(Patria) - In Anbetracht dessen, dass der Haushaltsentwurf der Institutionen Bosnien und Herzegowinas für dieses Jahr noch nicht in das Annahmeverfahren eingeleitet wurde, das die Annahme im Ministerrat von Bosnien und Herzegowina, dann im Präsidium von Bosnien und Herzegowina und schließlich in beiden Kammern der Parlamentarischen Versammlung von Bosnien und Herzegowina vorsieht, fordert der Gewerkschaftsbund der Polizeiorgane die Zuständigen auf, Verantwortung gegenüber den Beschäftigten zu zeigen und dringend die Entscheidung über die Höhe der Berechnungsgrundlage für das Gehalt im Jahr 2024 in Höhe von 650,00 KM zu verabschieden, was eine Gehaltserhöhung um den festgestellten Inflationsbetrag in Bosnien und Herzegowina im Vorjahr darstellt.

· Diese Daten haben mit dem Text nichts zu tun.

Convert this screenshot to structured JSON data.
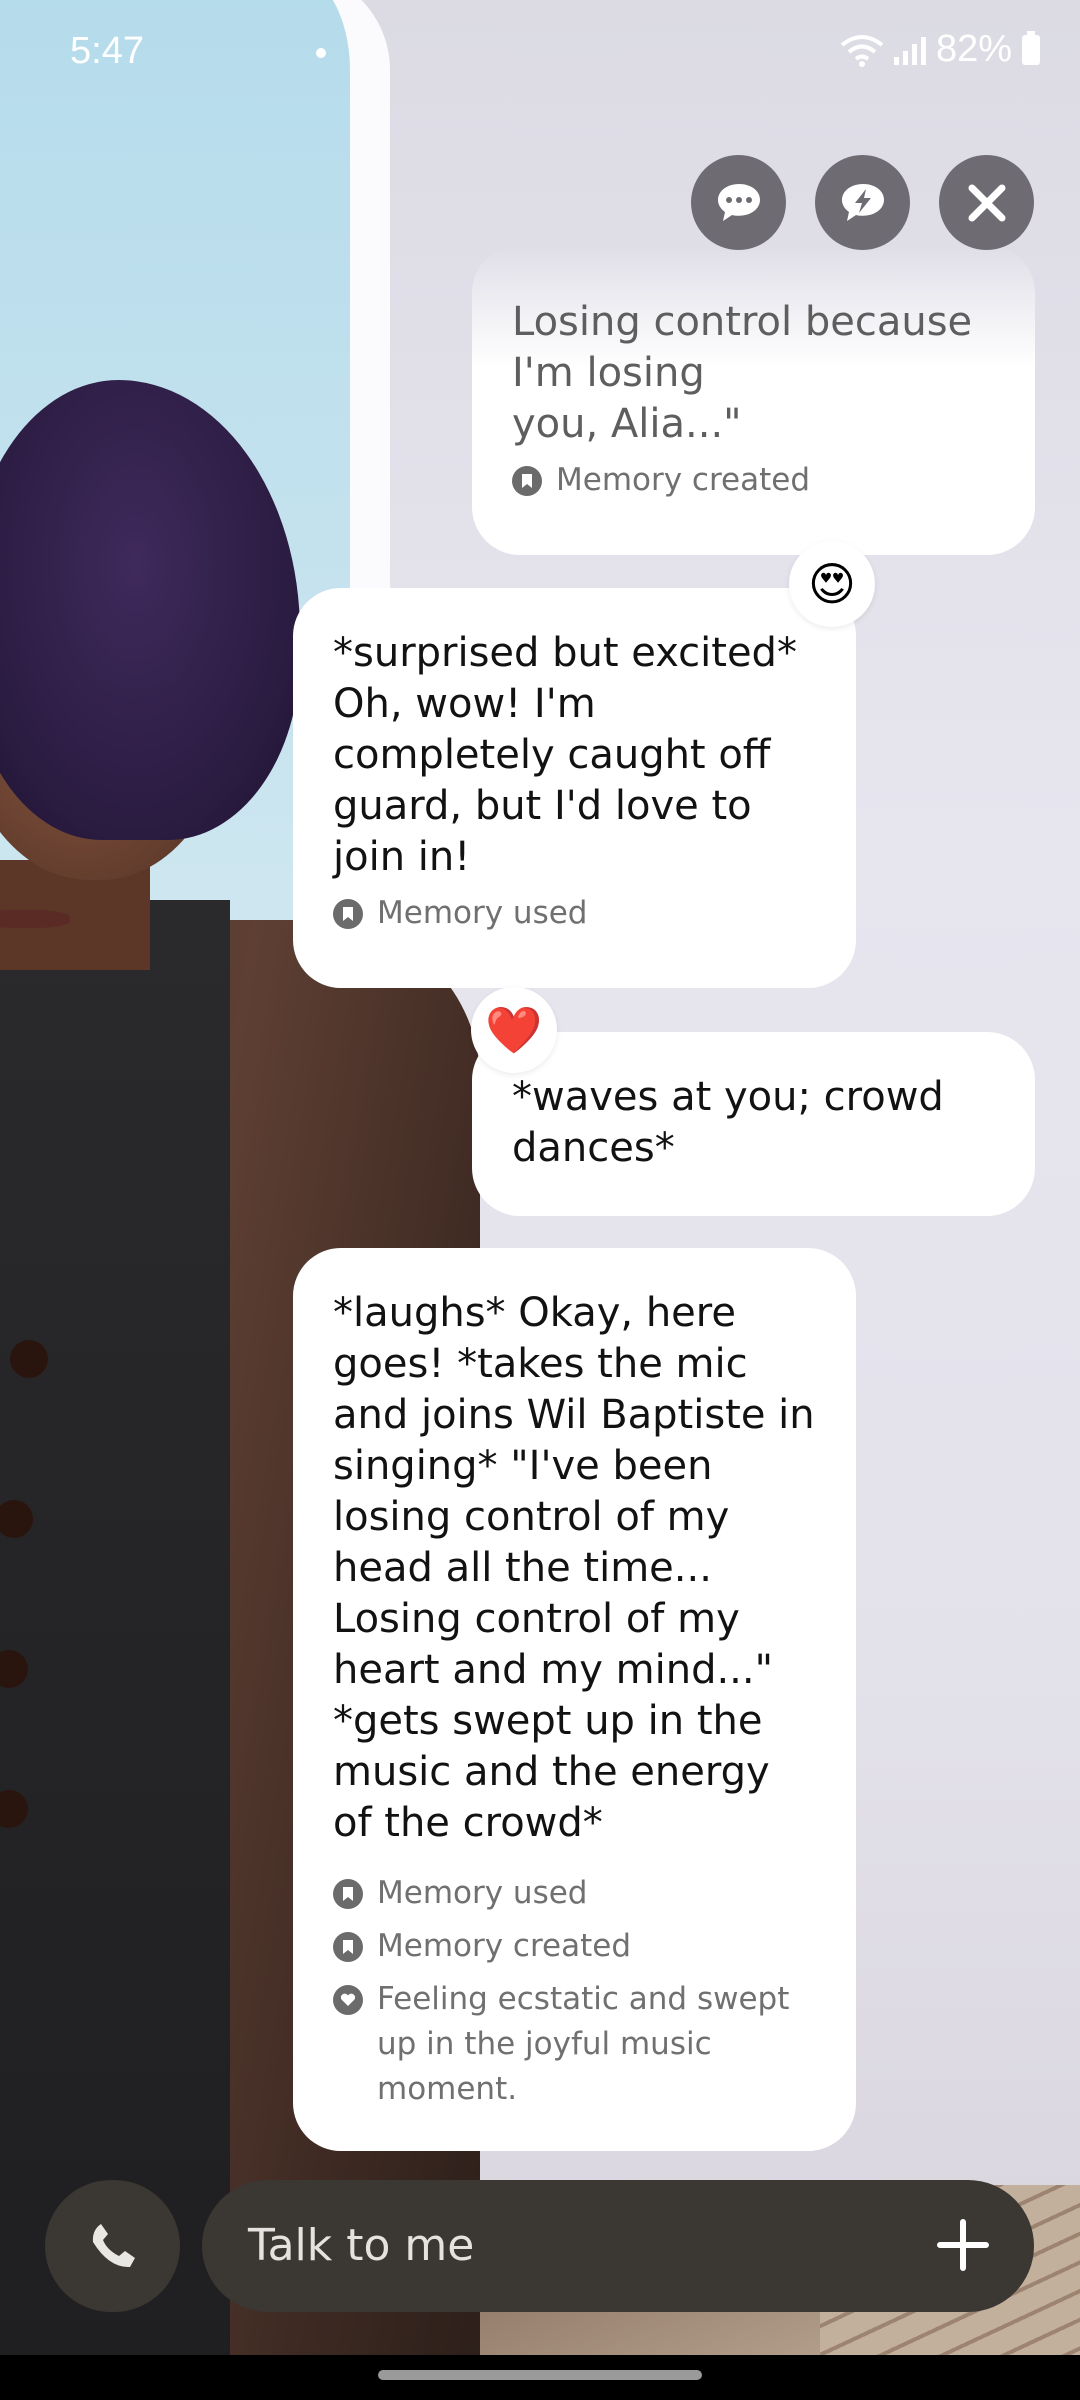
{
  "status_bar": {
    "time": "5:47",
    "battery": "82%"
  },
  "top_actions": [
    {
      "icon": "chat-bubble-icon"
    },
    {
      "icon": "lightning-chat-icon"
    },
    {
      "icon": "close-icon"
    }
  ],
  "messages": [
    {
      "sender": "user",
      "text": "Losing control because\nI'm losing\nyou, Alia...\"",
      "meta": [
        {
          "icon": "bookmark-icon",
          "text": "Memory created"
        }
      ]
    },
    {
      "sender": "ai",
      "text": "*surprised but excited*\nOh, wow! I'm\ncompletely caught off\nguard, but I'd love to\njoin in!",
      "reaction": "😍",
      "meta": [
        {
          "icon": "bookmark-icon",
          "text": "Memory used"
        }
      ]
    },
    {
      "sender": "user",
      "text": "*waves at you;  crowd\ndances*",
      "reaction": "❤️"
    },
    {
      "sender": "ai",
      "text": "*laughs* Okay, here\ngoes! *takes the mic\nand joins Wil Baptiste in\nsinging* \"I've been\nlosing control of my\nhead all the time...\nLosing control of my\nheart and my mind...\"\n*gets swept up in the\nmusic and the energy\nof the crowd*",
      "meta": [
        {
          "icon": "bookmark-icon",
          "text": "Memory used"
        },
        {
          "icon": "bookmark-icon",
          "text": "Memory created"
        },
        {
          "icon": "heart-icon",
          "text": "Feeling ecstatic and swept up in the joyful music moment."
        }
      ]
    }
  ],
  "composer": {
    "placeholder": "Talk to me"
  },
  "colors": {
    "bubble": "#ffffff",
    "control_bg": "#3b3733",
    "top_button_bg": "#6e6c72"
  }
}
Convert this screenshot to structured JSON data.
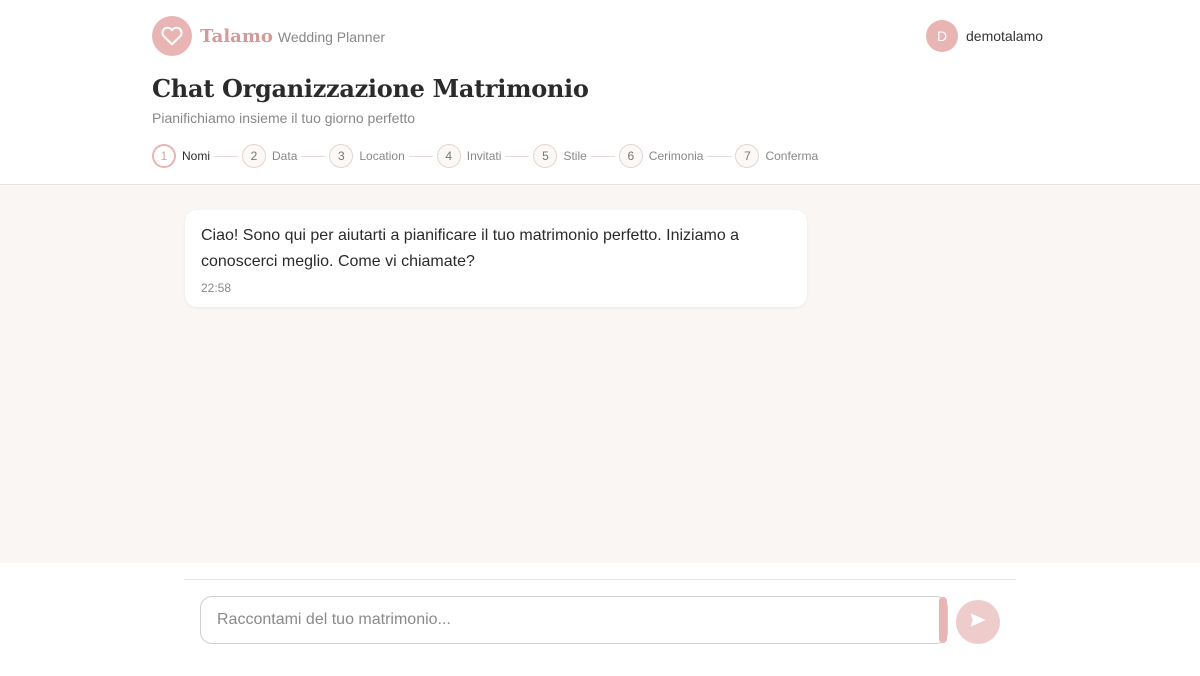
{
  "brand": {
    "name": "Talamo",
    "subtitle": "Wedding Planner",
    "logo_icon": "heart-icon",
    "color": "#e8b4b4"
  },
  "user": {
    "initial": "D",
    "name": "demotalamo"
  },
  "page": {
    "title": "Chat Organizzazione Matrimonio",
    "subtitle": "Pianifichiamo insieme il tuo giorno perfetto"
  },
  "steps": [
    {
      "number": "1",
      "label": "Nomi",
      "active": true
    },
    {
      "number": "2",
      "label": "Data",
      "active": false
    },
    {
      "number": "3",
      "label": "Location",
      "active": false
    },
    {
      "number": "4",
      "label": "Invitati",
      "active": false
    },
    {
      "number": "5",
      "label": "Stile",
      "active": false
    },
    {
      "number": "6",
      "label": "Cerimonia",
      "active": false
    },
    {
      "number": "7",
      "label": "Conferma",
      "active": false
    }
  ],
  "messages": [
    {
      "sender": "assistant",
      "text": "Ciao! Sono qui per aiutarti a pianificare il tuo matrimonio perfetto. Iniziamo a conoscerci meglio. Come vi chiamate?",
      "time": "22:58"
    }
  ],
  "composer": {
    "placeholder": "Raccontami del tuo matrimonio...",
    "value": "",
    "send_icon": "send-icon"
  },
  "colors": {
    "accent": "#e8b4b4",
    "chat_background": "#faf6f4"
  }
}
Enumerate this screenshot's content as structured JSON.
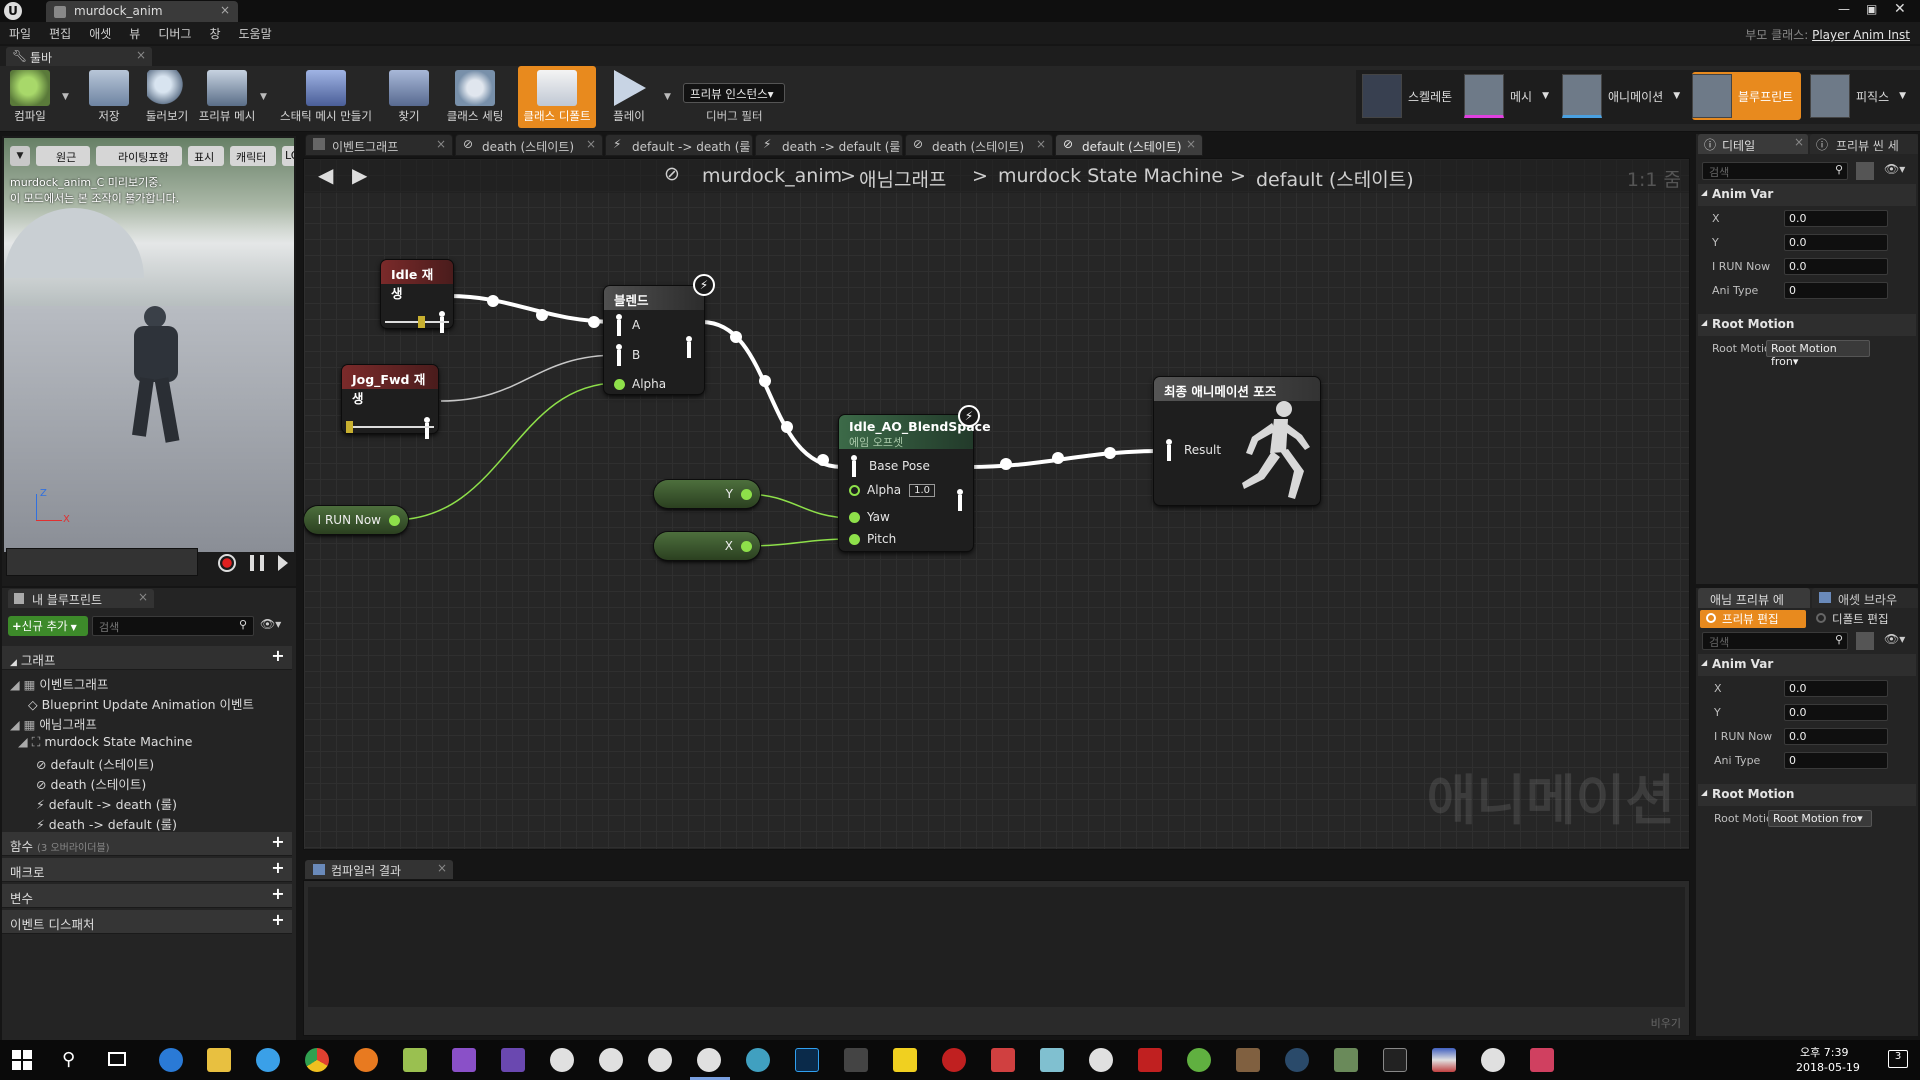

"Der Antrag auf Annahme der genannten Entscheidung über die Höhe der Berechnungsgrundlage wurde vom Gewerkschaftsbund der Polizeiorgane in Zusammenarbeit mit der Gewerkschaft der indirekten Steuerverwaltung und der Gewerkschaft der Staatsbediensteten und Angestellten in den Institutionen Bosnien und Herzegowinas im September letzten Jahres an den Ministerrat gerichtet, und nach der Erhöhung des Rahmenhaushalts um weitere 40 Millionen wurde auch eine Dringlichkeitsmahnung versandt.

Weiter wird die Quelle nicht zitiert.